We’ve all had our rough times with athletics growing up. Sometimes it’s forgetting thew water bottles on the bus and the coach reeeeeems you out. Other times, it’s something as simple as a wardrobe malfunction or a field issue.
I’m serious…..it can happen to anyone….let’s be clear about that part.
*Record Scratch* “Yeah, that’s me. You’re probably wondering how I got here…” That was my worst athletic moment, and I share because I really want to stress that this can happen to anyone.
But this incident….this really can only happen to just the dumbest of people. On Monday, April 8th, a baseball field in Ridgefield, Connecticut was just in unbearable conditions that they couldn’t imagine players play in.
The field……was WET. That was it. The field was a little wet, so this bum town in Connecticut said we have a simple solution for this…..what kills water?
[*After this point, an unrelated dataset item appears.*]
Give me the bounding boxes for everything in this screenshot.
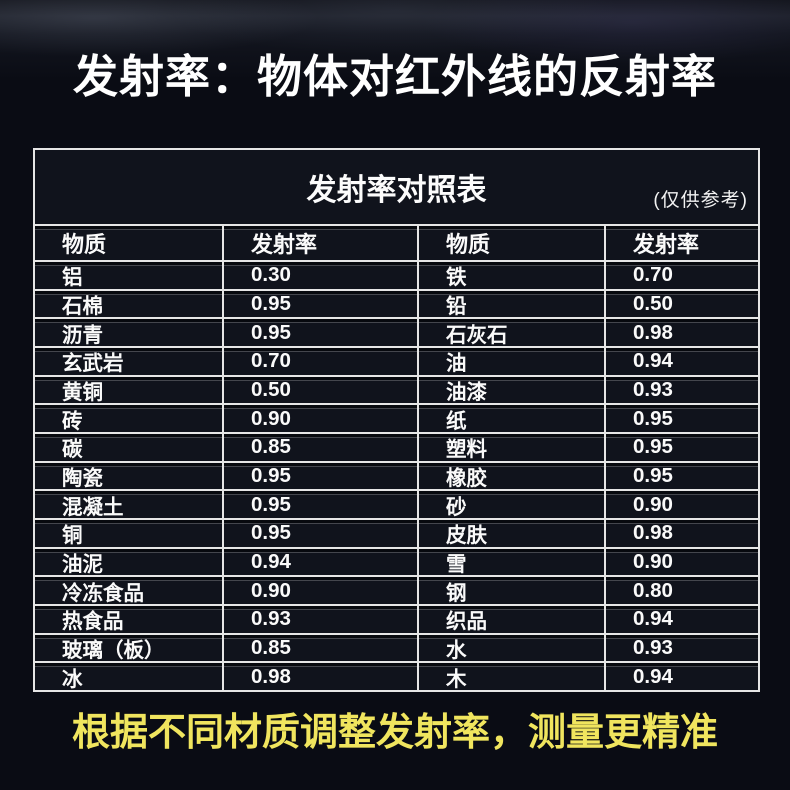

THEY LIT THE ENTIRE FIELD ON FIRE!!! I really have to ask, who’s in charge up there? Who thought “Ok, let’s just pour gasoline over the water and burn the water off”?!?! Personally I enjoy two hypothetical situations from this story. One on side, I really want to know the parents who rallied around this guy. Which one of the PARENTS OF CHILDREN said “LIGHT THAT BITCH UP RANDY I HAVE TO GET HOME BEFORE THE BEST RAW EPISODE OF THE YEAR”?
On the other hand, how excited was the guy who actually saw his idea come to life? I picture him as a downtrodden man who goes to town hall meetings every week to pitch his insane ideas and BOOM…..one day, Jerry got his wish.
On a real note, just play on a wet field you bunch of pansies. Have we gotten this soft as a culture that we are willing to START A FIRE instead of playing on a damp field? Sheeeesh.
Fires are dope and all, but if we’re concerned about little Timmy playing on a bad field, we got some bigger issues here guys.